Day 2 in San Jose started with me leaving the shady hotel and hitting the streets of downtown. You definitely get some interesting looks when you are walking among commuters with a a backpack on your chest and another on your back. The streets of San Jose are essentially on a grid. However, the grid does some zigzagging and the streets are very poorly labelled. All addresses are given as either the name of a street and an approximation of what other streets it’s between. Or, the location is referenced by its distance from a landmark. Places will literally give their address as “500 meters east of the casino.” It was an adventure and a challenge so I decided that there was no way I would pay for a cab. After about  3 hours and around 3 miles, I eventually found the hostel and saw a good bit of the city. One thing that was alarming to me was the presence of massive potholes and even missing grates on sidewalks and streets. There was onc place right at a sidewalk that had a hole that was at least five feet wide and ten feet deep. No warning.
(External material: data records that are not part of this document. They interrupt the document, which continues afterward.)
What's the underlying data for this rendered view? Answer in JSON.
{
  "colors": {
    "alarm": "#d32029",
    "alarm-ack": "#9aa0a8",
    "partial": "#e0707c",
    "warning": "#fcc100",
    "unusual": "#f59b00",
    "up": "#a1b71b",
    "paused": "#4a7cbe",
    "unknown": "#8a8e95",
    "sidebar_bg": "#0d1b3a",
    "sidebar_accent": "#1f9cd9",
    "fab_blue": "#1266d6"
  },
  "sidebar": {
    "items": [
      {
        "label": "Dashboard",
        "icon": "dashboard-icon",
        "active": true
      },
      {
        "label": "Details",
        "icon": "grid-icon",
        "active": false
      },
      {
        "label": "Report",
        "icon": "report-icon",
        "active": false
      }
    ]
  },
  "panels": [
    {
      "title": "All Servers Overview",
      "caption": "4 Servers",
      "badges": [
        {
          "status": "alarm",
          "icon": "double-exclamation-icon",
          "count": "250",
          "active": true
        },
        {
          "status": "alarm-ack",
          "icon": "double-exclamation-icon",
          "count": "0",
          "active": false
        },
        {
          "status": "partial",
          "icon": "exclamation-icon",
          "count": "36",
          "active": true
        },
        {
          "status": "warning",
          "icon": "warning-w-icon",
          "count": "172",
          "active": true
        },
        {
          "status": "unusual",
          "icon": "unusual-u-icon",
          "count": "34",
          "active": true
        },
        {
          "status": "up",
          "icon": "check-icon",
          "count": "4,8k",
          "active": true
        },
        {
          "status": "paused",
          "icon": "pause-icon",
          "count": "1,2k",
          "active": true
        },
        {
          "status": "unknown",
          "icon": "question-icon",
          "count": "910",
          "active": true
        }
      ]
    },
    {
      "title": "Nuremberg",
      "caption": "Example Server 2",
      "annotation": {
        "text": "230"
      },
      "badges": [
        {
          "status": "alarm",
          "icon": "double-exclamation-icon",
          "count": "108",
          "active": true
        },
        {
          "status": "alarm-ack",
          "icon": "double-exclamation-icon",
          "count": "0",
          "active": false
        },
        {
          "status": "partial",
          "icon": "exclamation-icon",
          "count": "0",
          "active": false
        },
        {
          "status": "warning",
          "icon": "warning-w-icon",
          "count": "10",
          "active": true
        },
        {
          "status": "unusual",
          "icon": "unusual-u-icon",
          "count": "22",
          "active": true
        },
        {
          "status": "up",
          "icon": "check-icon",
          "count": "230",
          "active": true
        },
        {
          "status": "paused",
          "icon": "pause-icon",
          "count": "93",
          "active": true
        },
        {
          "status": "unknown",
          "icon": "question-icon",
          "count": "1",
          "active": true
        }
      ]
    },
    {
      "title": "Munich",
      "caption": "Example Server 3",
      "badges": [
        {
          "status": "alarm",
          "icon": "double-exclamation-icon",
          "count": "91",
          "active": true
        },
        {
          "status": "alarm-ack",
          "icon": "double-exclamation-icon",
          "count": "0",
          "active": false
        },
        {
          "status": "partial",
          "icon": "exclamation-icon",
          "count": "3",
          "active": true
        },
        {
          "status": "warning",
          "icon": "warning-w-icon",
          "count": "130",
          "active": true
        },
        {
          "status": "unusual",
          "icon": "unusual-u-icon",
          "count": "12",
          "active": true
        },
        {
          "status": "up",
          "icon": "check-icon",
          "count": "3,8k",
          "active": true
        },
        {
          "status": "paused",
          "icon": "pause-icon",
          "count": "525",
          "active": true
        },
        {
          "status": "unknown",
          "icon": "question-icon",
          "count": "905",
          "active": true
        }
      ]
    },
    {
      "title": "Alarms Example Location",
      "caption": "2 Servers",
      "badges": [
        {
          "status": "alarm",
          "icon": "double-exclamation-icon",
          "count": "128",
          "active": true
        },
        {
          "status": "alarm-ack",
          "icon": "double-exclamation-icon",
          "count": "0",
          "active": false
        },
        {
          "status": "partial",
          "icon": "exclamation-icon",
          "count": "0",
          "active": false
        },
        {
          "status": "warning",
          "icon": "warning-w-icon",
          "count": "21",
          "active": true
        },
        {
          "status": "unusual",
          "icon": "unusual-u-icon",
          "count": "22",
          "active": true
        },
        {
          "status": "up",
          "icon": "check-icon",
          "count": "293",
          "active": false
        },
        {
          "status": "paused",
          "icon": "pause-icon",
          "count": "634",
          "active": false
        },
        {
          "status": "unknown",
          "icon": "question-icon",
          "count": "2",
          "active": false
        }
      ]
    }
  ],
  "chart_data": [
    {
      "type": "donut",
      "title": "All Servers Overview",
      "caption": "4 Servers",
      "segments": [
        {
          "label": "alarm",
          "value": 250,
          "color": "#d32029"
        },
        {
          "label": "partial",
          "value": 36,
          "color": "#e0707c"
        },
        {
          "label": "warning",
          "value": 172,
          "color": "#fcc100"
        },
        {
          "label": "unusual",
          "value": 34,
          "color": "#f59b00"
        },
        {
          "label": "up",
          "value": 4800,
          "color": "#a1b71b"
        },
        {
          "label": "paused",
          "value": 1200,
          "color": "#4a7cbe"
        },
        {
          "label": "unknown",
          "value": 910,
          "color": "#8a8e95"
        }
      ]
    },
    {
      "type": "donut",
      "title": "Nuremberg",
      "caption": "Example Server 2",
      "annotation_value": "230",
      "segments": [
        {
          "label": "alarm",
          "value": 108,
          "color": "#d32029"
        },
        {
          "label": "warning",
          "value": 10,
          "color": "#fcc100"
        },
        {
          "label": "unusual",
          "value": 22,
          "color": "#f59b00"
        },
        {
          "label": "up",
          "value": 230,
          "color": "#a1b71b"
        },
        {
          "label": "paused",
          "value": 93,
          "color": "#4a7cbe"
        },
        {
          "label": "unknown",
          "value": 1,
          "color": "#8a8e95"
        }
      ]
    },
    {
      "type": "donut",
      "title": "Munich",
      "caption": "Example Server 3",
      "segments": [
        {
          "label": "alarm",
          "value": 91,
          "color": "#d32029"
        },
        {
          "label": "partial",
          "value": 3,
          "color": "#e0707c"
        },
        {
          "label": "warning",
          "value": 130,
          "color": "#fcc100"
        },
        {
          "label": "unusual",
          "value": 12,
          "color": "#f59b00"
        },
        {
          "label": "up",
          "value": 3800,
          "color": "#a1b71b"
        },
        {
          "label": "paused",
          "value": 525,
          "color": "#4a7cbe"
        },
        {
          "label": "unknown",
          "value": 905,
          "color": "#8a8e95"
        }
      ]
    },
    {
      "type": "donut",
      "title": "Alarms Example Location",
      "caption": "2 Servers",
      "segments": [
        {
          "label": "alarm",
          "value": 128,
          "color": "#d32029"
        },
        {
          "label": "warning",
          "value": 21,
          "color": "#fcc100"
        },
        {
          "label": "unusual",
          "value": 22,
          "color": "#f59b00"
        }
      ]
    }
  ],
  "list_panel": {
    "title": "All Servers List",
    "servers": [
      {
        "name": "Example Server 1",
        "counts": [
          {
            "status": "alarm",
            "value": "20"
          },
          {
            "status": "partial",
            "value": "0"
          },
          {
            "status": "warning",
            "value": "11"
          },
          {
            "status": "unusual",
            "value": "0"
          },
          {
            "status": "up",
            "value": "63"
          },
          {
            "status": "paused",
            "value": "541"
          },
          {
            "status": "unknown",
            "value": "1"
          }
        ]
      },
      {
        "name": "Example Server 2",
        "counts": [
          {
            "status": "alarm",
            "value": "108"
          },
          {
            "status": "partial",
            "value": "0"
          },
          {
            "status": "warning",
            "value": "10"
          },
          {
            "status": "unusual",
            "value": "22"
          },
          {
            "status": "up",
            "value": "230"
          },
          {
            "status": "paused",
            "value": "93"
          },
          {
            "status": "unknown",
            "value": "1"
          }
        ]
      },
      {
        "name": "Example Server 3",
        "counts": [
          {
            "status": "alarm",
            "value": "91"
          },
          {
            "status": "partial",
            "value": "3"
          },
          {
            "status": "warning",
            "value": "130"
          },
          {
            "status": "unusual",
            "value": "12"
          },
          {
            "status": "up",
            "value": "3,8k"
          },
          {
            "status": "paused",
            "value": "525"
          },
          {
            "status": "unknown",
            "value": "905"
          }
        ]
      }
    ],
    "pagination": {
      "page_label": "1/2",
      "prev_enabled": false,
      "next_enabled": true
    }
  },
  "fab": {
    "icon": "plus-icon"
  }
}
Eventually I made it to the Costa Rica Backpacker’s hostel. It’s a very nice place, with an extremely helpful staff and a decent location. I hung around the pool for a while and went to a cafe for lunch.

At 7 P.M. I was supposed to be picked up to go get a rental car. At 7:30 P.M. I called to see where they were and there was some confusion about exactly where I was, but they said they would be on their way. I was very glad that I called, because I needed to be at the airport in a matter of hours. After I made my reservation with “U-Save Car Rental” I began emailing one of their employees in order to discuss a variety of potential issues. After working in the rental car business for several years, I knew there could definitely be some potential issues. Especially since I would be attempting to rent the car with a debit card. Despite saying things like, “What will the total charges (including deposit) be at the time of rental, I don’t want any surprises, what are the compete charges, etc” the rental car agent showed up and there were a few surprises. He tried to get me to sign 2 blank credit card receipts, one for the rental and one “in case of any damages”. I said there was no way in hell I was going to sign a blank check and then I proceeded to walk him through all of the email messages that I had sent. In the end I tore up the receipts and he left. That completely ruined the entire plan for Costa Rica and luckily I found a nice shuttle driver through the hostel to take me to the airport.

The next morning after many phone calls to various parties involved and other rental car companies, the guy at the counter of the hostel said he would see what he could do to help. He found a guy who would rent us a car for “$400 in cash.” I assumed that it was just a buddy of his who was lending us his personal car, but I was o.k. with it. It was even to be a SUV with 4 wheel drive and though it was double the original price, it was worth it we decided. So we set out to find ATMs that could give us both the US dollars and Costa Rican Colones that we neeeed to get the trip on the way. After a million different ATMs that said they were out of dollars I eventually got to one that said “insufficient funds.” I knew that I had more than enough in my account, so i decided to head back to the hostel to get on the internet and see what was wrong. U-SAVE car rental had charged my debit card almost $900!!!!! I did not give my debit card number at the time of rental, so the only possible way that could happen is if the guy went back to the office and charged my card, AFTER I refused the car and tore up the receipts. Needles to say I was livid. For the first time ever, Bank of America was actually good to me and I think we have the problem solved, but I still need to check and see if they have tried to charge me again. They didn’t even just try to charge a cancellation fee, or the amount of the rental, or anything even half way reasonable. They charged me the entire amount that was almost 4 times what they originally said it would be. This is fraud.

Eventually I get moneys and the guy comes with the car. He fills out the rental car contract and gives me his cell phone number. Despite broken English I find out everything I need to know about the car and come to the realisation that even though I have a rental contract, this deal is being done completely off the books. That’s the thing I love about central america. There is a solution to every problem. Someone is  always willing to take your money, even if it is a little shady. So we finally hit the road and started heading toward La Fortuna. The SUV has a USB port built in to the stereo and even though my ipod would not work, i happened to have a flash drive loaded with music that works great. My mood was instantly elevated and after picking up some beers for the drive, I was grinning ear to ear and finally on the Interamericana.